RPG Carnival: Making Loot Part of the Plot


Let's face it, most Players are out for loot, despite what their Characters may tell you about “noble causes”, “the fair maiden”, or “I’m hungry”.  It really comes down to one thing:  Da Loot.

So, making loot part of the plot is often a pretty reasonable choice.  However, I put a caveat on that before I go any further.  Like most things with Gamesmastering, it’s an art just like cooking is an art.  You have a certain set of ingredients without which you cannot make the loaf of bread… however there is an amazing amount of discretion that can go into the subtle seasonings that can turn flour from a loaf of Wonder Bread into a fine French Baguette, or a loaf of mouth watering sfilatino imbottito.   And loot (or should I say dough?), my friend, while a major ingredient is one that can nevertheless be overused, underused, or otherwise inappropriately applied.  Too much is just as bad as too little.  And soggy dough?… well, anyway, you get the idea, so enough said on that.  Let’s talk about how dough can be a plot-driving device for a Campaign.

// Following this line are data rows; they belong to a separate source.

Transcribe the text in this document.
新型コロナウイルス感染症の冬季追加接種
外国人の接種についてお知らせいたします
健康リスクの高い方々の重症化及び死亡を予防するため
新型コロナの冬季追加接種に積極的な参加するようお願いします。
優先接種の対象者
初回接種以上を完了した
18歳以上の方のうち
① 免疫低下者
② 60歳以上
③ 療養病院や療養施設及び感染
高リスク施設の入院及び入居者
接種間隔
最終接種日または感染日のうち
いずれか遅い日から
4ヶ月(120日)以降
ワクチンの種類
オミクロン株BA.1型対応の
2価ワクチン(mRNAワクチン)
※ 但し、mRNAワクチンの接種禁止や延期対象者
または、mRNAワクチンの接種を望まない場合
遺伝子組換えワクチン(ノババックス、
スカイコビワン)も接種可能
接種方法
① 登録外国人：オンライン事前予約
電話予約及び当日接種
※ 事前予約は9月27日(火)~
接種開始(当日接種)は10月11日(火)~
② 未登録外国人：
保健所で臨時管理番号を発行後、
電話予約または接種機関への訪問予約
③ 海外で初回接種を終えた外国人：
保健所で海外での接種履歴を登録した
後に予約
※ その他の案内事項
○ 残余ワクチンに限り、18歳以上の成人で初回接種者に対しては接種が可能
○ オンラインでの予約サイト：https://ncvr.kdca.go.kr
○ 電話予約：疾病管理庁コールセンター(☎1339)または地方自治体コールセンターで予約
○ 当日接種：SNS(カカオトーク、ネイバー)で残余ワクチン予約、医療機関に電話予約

There are a myriad of ways to bring dough into the plot, and it often makes for a great motivator for Player Characters, even if they don’t actually want to admit it.    Maybe they are a bunch of goody-goody-two-shoes Paladins who couldn’t possibly be bothered Questing for something so crass as a chest full of golden trinkets.   But!   If you mention that the golden trinkets are the lost religious artifacts of a their temple, and that the Archbishop is desperate to keep them out of the vile hands of a certain Drow Lord… well, suddenly two elements fuse that make for a thoroughly fun romp around the block hunting for loot,… er, dough.   Notice what happens in this example.   The Gamesmaster knows that the Players want dough.   He also knows that the Player Characters don’t want to be motivated by filthy lucre, so he combines the filthy lucre with something they do want – namely recognition by the Archbishop for saving the filthy lucre, … er, artifacts.   This is an important point, because it illustrates what I think of as proper seasoning for a Campaign.   Good Gamesmastering, and good story telling in general, involves the subtle art of mixing ingredients in the proper proportion, with the proper amount of seasoning in order to give rise to the perfect loaf.   So involving loot as part of your plot, but in ways that are not too overt, or too obviously designed merely to engorge the Player Characters with shiny stuff, is often a good (though far from only) way to create fun and successful Campaigns.

Loot is of course a vital ingredient, without which you can not make a successful Campaign.  After all, Players like loot, and Player Characters need it to buy equipment, weapons and armor, not to mention luxuries like food and clothing.  However, too much loot in your Campaign will spoil the Players, and too little will ruin the Characters.   And having the impure motivation of searching for loot for it’s own sake works well for Pirates, Outlaws and Brigands, but really may not work at all well for your other classes of Characters.   So keep that in mind while you design your Campaigns, and try to achieve the right balance, and the right motivations for your Players and their Characters.   Then, when everyone is rich fat and happy after a long and violence packed rampage through ye old local dungeon, you’ll have satisfied players, successful Characters, and a pretty good shot at an entertaining story to remember.